Sunday, September 27, 2015

Nina Godridge's Review of the Readings

Hello everybody, it's Nina Godridge back again with another segment of...this is what I read today and here is my review. Today it's Nam Le's " Hiroshima" and Annie Proulx's " People In Hell Just Want A Drink of Water." Both short stories each take place during historical moments in time, it either being Hiroshima during WWII or south of the United States where droughts and dust clouded the minds of all.

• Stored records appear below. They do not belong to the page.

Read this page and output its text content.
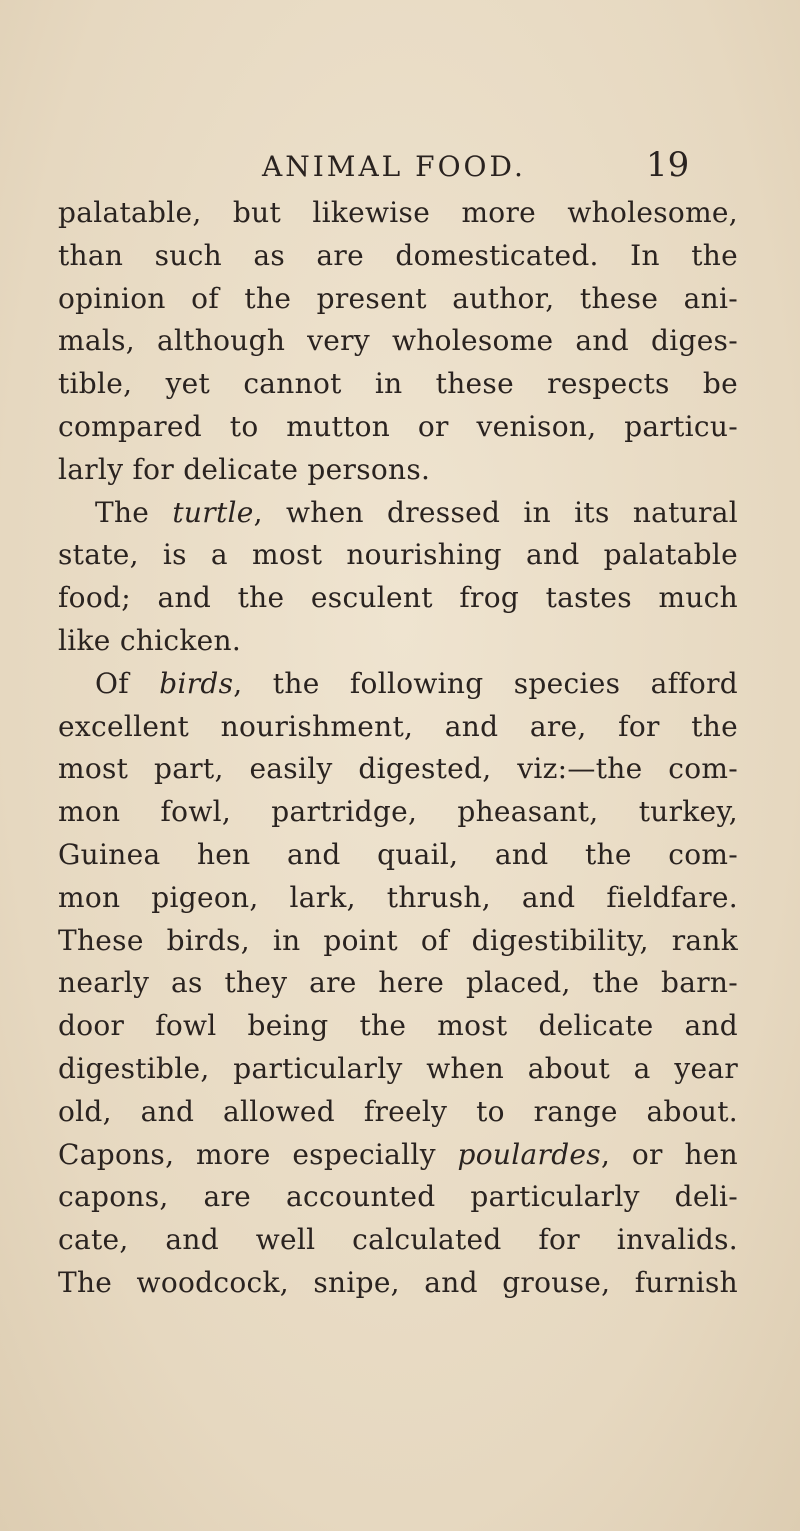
ANIMAL FOOD.	19
palatable, but likewise more wholesome,
than such as are domesticated. In the
opinion of the present author, these ani-
mals, although very wholesome and diges-
tible, yet cannot in these respects be
compared to mutton or venison, particu-
larly for delicate persons.
The turtle, when dressed in its natural
state, is a most nourishing and palatable
food; and the esculent frog tastes much
like chicken.
Of birds, the following species afford
excellent nourishment, and are, for the
most part, easily digested, viz:—the com-
mon fowl, partridge, pheasant, turkey,
Guinea hen and quail, and the com-
mon pigeon, lark, thrush, and fieldfare.
These birds, in point of digestibility, rank
nearly as they are here placed, the barn-
door fowl being the most delicate and
digestible, particularly when about a year
old, and allowed freely to range about.
Capons, more especially poulardes, or hen
capons, are accounted particularly deli-
cate, and well calculated for invalids.
The woodcock, snipe, and grouse, furnish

I have to give around of applause for Proulx; set between two families the reader gets to know the back story to each family. The Dunmires and the Tinsley's don't intertwine until the end, but leading up to that moment when Jax and Horm are talking about purchasing a windmill. One part of the story that shocked me personally is when Mrs. Tinsely throws her own daughter over the wagon and into the water, " The child's white dress filled with air and it floated a few yards in the swift current, then disappeared beneath a bower of willows at the bend." That sentence to me is so haunting, just imagining the dress flow down the river with the body of the child. Not to mention after she does this, she is traumatized to the point where she gets anxiety of keeping her children alive at all times.
"Hiroshima" spoke to me on a different leave to which I left like I was back in New York City when 9/11 happened. Everyone is on edge, waiting for the bombs to strike down, living in fear. Even though the narrator is content in the sense that fear isn't running through her mind at every moment, she is telling us her life: attending boarding school, spending time with her older sister and taking a photograph with her family. These are the moments she treasures. My favorite part of the story is scene when her and the fellow classmates, with the use of imagery we can imagine ourselves being there:
" At exercise time I run with some of the others to the top of the hill. Running is good to stop the cold but bad for the hunger that comes after. The day is white and clear and cloudless. From the top of the hill we can see another hill, and behind that, the ocean. The ocean is a darker blue than the sky. Behind the hill is the city. We are safe here."